When you allow for residual covariances between the count variables, the total eye-to-eye correlation between count variables becomes beta_c*rho*beta_c+cov_resid. That residual covariance will improve fit in the way you described, as it can functionally adjust the eye-to-eye correlation downward for any pair of variables.

I'm a little confused about the object of your model. Are you trying to discover a simpler linear combination of counts that can approximate DA (i.e., is DA functionally the latent factor?), or do you think that there is something that the counts add above and beyond DA? While I don't want you to post code if you're not comfortable, a statement of constraints at least would be helpful for diagnoses.

ryne

Yes, I only constrained the error variances to be nonnegative which seems to be a reasonable restriction (although typically not necessary if you have more than three indicators). I realize that the estimated correlations could be greater than one, but I was trying to understand what was happening to the beta for DA and why the variance of its disturbance was so small. Obviously, there is no way for the model to know that DA was actually measured directly. The negative correlations between the count variables make perfect sense.
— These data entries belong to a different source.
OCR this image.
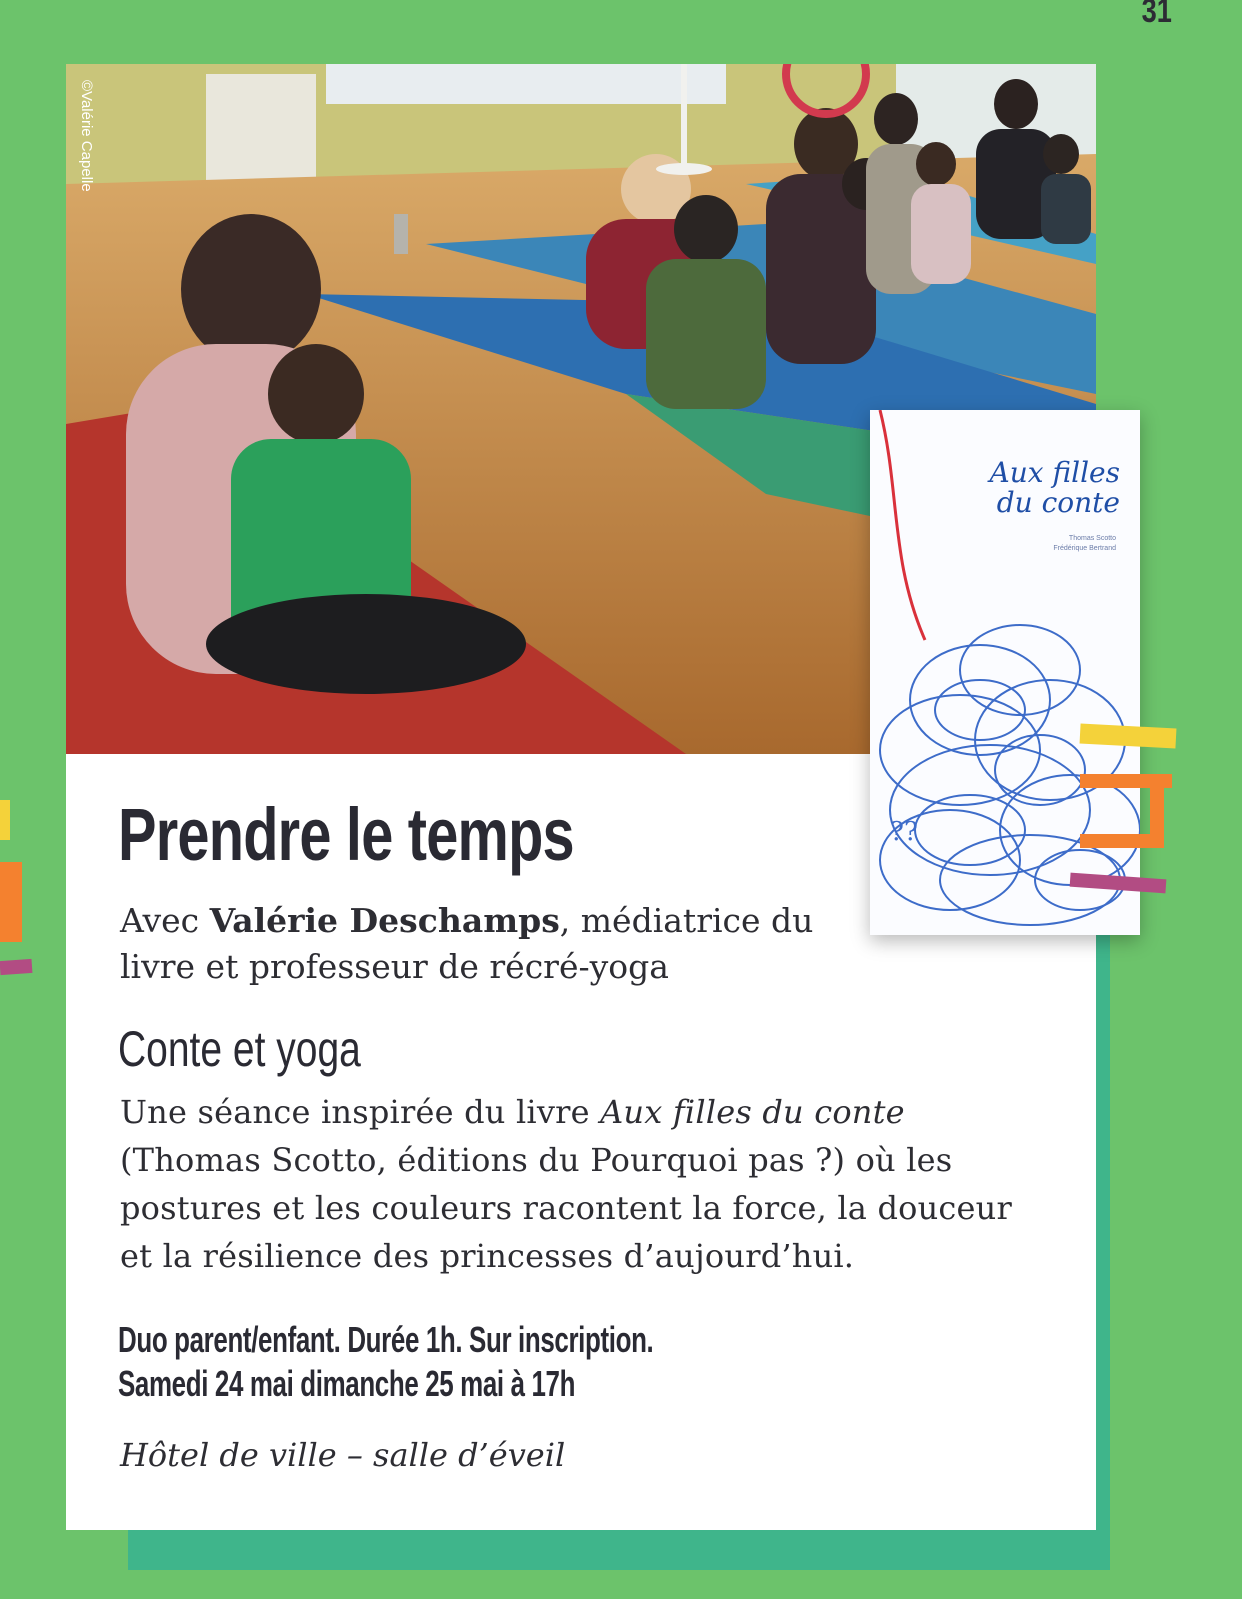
31
©Valérie Capelle
??
Aux filles
du conte
Thomas Scotto
Frédérique Bertrand
Prendre le temps
Avec Valérie Deschamps, médiatrice du livre et professeur de récré-yoga
Conte et yoga
Une séance inspirée du livre Aux filles du conte (Thomas Scotto, éditions du Pourquoi pas ?) où les postures et les couleurs racontent la force, la douceur et la résilience des princesses d’aujourd’hui.
Duo parent/enfant. Durée 1h. Sur inscription.
Samedi 24 mai dimanche 25 mai à 17h
Hôtel de ville – salle d’éveil
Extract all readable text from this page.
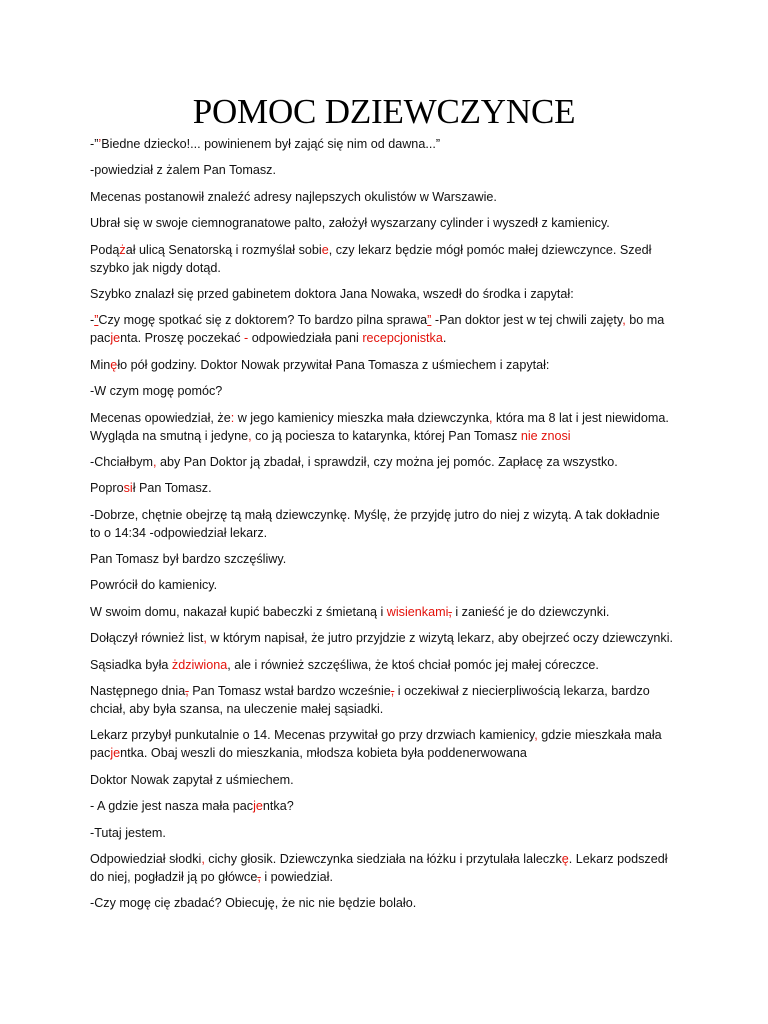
POMOC DZIEWCZYNCE
-”’Biedne dziecko!... powinienem był zająć się nim od dawna...”
-powiedział z żalem Pan Tomasz.
Mecenas postanowił znaleźć adresy najlepszych okulistów w Warszawie.
Ubrał się w swoje ciemnogranatowe palto, założył wyszarzany cylinder i wyszedł z kamienicy.
Podążał ulicą Senatorską i rozmyślał sobie, czy lekarz będzie mógł pomóc małej dziewczynce. Szedł
szybko jak nigdy dotąd.
Szybko znalazł się przed gabinetem doktora Jana Nowaka, wszedł do środka i zapytał:
-”Czy mogę spotkać się z doktorem? To bardzo pilna sprawa” -Pan doktor jest w tej chwili zajęty, bo ma
pacjenta. Proszę poczekać - odpowiedziała pani recepcjonistka.
Minęło pół godziny. Doktor Nowak przywitał Pana Tomasza z uśmiechem i zapytał:
-W czym mogę pomóc?
Mecenas opowiedział, że: w jego kamienicy mieszka mała dziewczynka, która ma 8 lat i jest niewidoma.
Wygląda na smutną i jedyne, co ją pociesza to katarynka, której Pan Tomasz nie znosi
-Chciałbym, aby Pan Doktor ją zbadał, i sprawdził, czy można jej pomóc. Zapłacę za wszystko.
Poprosił Pan Tomasz.
-Dobrze, chętnie obejrzę tą małą dziewczynkę. Myślę, że przyjdę jutro do niej z wizytą. A tak dokładnie
to o 14:34 -odpowiedział lekarz.
Pan Tomasz był bardzo szczęśliwy.
Powrócił do kamienicy.
W swoim domu, nakazał kupić babeczki z śmietaną i wisienkami, i zanieść je do dziewczynki.
Dołączył również list, w którym napisał, że jutro przyjdzie z wizytą lekarz, aby obejrzeć oczy dziewczynki.
Sąsiadka była żdziwiona, ale i również szczęśliwa, że ktoś chciał pomóc jej małej córeczce.
Następnego dnia, Pan Tomasz wstał bardzo wcześnie, i oczekiwał z niecierpliwością lekarza, bardzo
chciał, aby była szansa, na uleczenie małej sąsiadki.
Lekarz przybył punkutalnie o 14. Mecenas przywitał go przy drzwiach kamienicy, gdzie mieszkała mała
pacjentka. Obaj weszli do mieszkania, młodsza kobieta była poddenerwowana
Doktor Nowak zapytał z uśmiechem.
- A gdzie jest nasza mała pacjentka?
-Tutaj jestem.
Odpowiedział słodki, cichy głosik. Dziewczynka siedziała na łóżku i przytulała laleczkę. Lekarz podszedł
do niej, pogładził ją po główce, i powiedział.
-Czy mogę cię zbadać? Obiecuję, że nic nie będzie bolało.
If one count category happens to be too low, the next adjacent category will tend to be too high. (A calibration model relating the counts to DA had shown that DA could be quite accurately reconstructed from the counts.) Once I allowed for correlation among the errors for the counts, the fit statistics improved greatly. And I don't think this has anything to do with constraining the variances. In my measurement error models I typically constrain the variances and it doesn't induce negative correlations among the error terms. In most cases, the error terms are uncorrelated for different methods. A positive correlation between error terms occurs when one method is mathematically derived from another, or other special circumstance.

(Not sure why the path diagram I uploaded is not viewable.)